The Engagement Partner failed to verify whether the appointment as Branch Statutory Auditor complied with Section 139 of the Companies Act, 2013.

The shareholders had approved only Chaturvedi & Shah as the statutory auditor for DHFL and all its branches. No separate branch statutory auditors were appointed or ratified.

Accordingly, acceptance of the engagement and issuance of Independent Branch Auditors' Reports were legally invalid.

 

2. Violation of Ethical Requirements and SA 200

The Engagement Partner failed to:

  • Exercise professional skepticism,
  • Exercise due diligence,
  • Ensure professional competence,
  • Verify legal validity of appointment.

This constituted violation of SA 200 and the ICAI Code of Ethics.

 

3. Non-Compliance with SA 210 (Audit Engagements)

NFRA found that:

  • No valid engagement letter compliant with SA 210 existed.
  • Audit objectives, responsibilities and reporting framework were inadequately documented.
  • The Engagement Partner failed to properly understand and document the scope and nature of the engagement.

 

4. Non-Compliance with SA 230 (Audit Documentation)

NFRA observed significant deficiencies in audit documentation.

The audit file lacked evidence relating to:

  • Understanding branch operations,
  • Internal controls,
  • Audit planning,
  • Materiality determination,
  • IT controls,
  • Previous audit observations,
  • Verification of trial balance items,
  • Loan verification procedures,
  • KYC and anti-money laundering checks.

NFRA held that oral explanations cannot substitute audit documentation.

 

5. Non-Compliance with SA 700

NFRA held that the unmodified audit opinion was unsupported because:

  • Materiality was not determined.
  • Risk assessments were not documented.
  • Sampling methodology was absent.
  • Audit conclusions were not documented.

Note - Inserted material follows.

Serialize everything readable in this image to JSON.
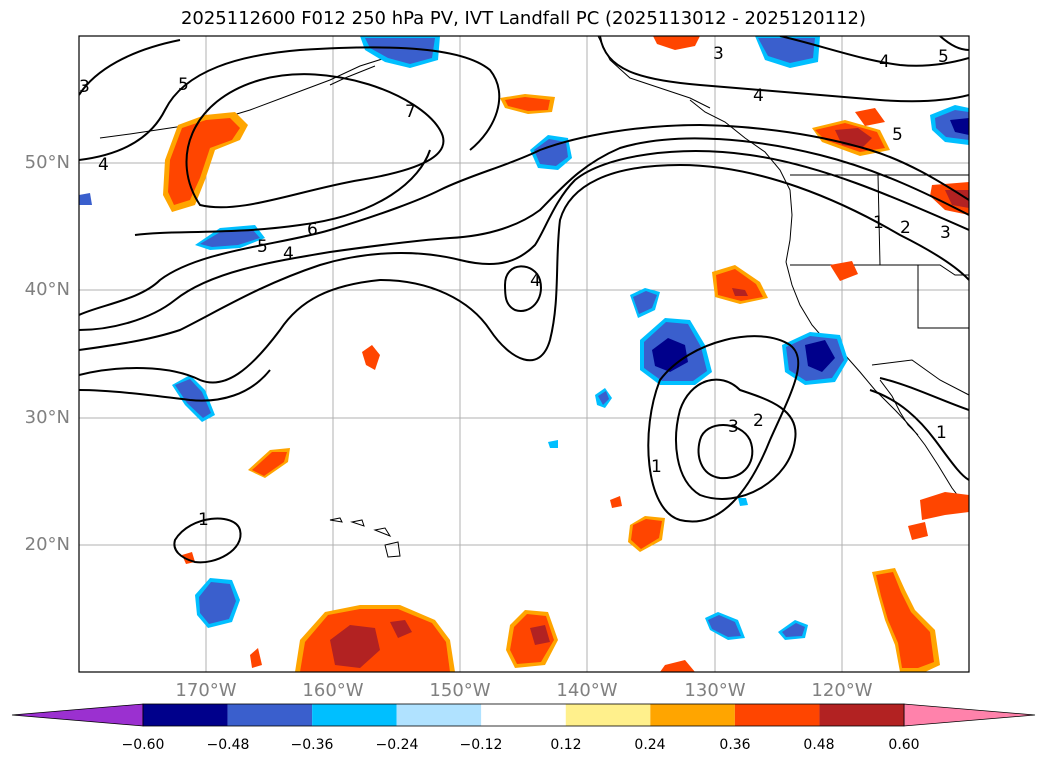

Therefore, reasonable assurance required under SA 700 was not established.

 

6. Violations of Additional Standards on Auditing

NFRA further found non-compliance with:

  • SA 300 – Planning an Audit of Financial Statements
  • SA 315 – Identifying and Assessing Risks of Material Misstatement
  • SA 320 – Materiality in Planning and Performing an Audit
  • SA 330 – Auditor's Responses to Assessed Risks
  • SA 510 – Initial Audit Engagements – Opening Balances
  • SA 520 – Analytical Procedures
  • SA 530 – Audit Sampling
  • SA 580 – Written Representations

 

Important Clarification

NFRA clarified that:

  • Even though the appointment itself was legally invalid, the audit work was still examined because the branch audit reports had been relied upon by the statutory auditor of DHFL.
  • Acceptance of an audit assignment without verifying legal validity of appointment amounts to professional misconduct.
  • Audit documentation is not a mere procedural formality but a fundamental requirement supporting the audit opinion.
  • Reliance on prior-year files without proper cross-referencing and documentation in the current audit file does not satisfy Standards on Auditing.
  • An audit opinion unsupported by documented audit evidence cannot be considered a valid audit opinion.

 

Sections Involved

Companies Act, 2013

  • Section 132(4)
  • Section 139
  • Section 140
  • Section 143(8)
  • Section 143(10)

Chartered Accountants Act, 1949

  • Section 22

First Schedule – Part I

  • Clause (9)

Second Schedule – Part I

  • Clause (7)
  • Clause (8)
  • Clause (9)

NFRA Rules, 2018

  • Rule 11(6)

Standards on Auditing (SAs)

  • SA 200
  • SA 210
  • SA 230
  • SA 300
  • SA 315
  • SA 320
  • SA 330
  • SA 510
  • SA 520
  • SA 530
  • SA 580
  • SA 700

 

Penalty Imposed

NFRA imposed the following sanctions:

Monetary Penalty

₹1,00,000 (One Lakh Rupees)

Debarment

One-year debarment from:

  • Being appointed as an auditor,
  • Being appointed as an internal auditor,
  • Undertaking any audit of financial statements,
  • Conducting internal audits of any company or body corporate.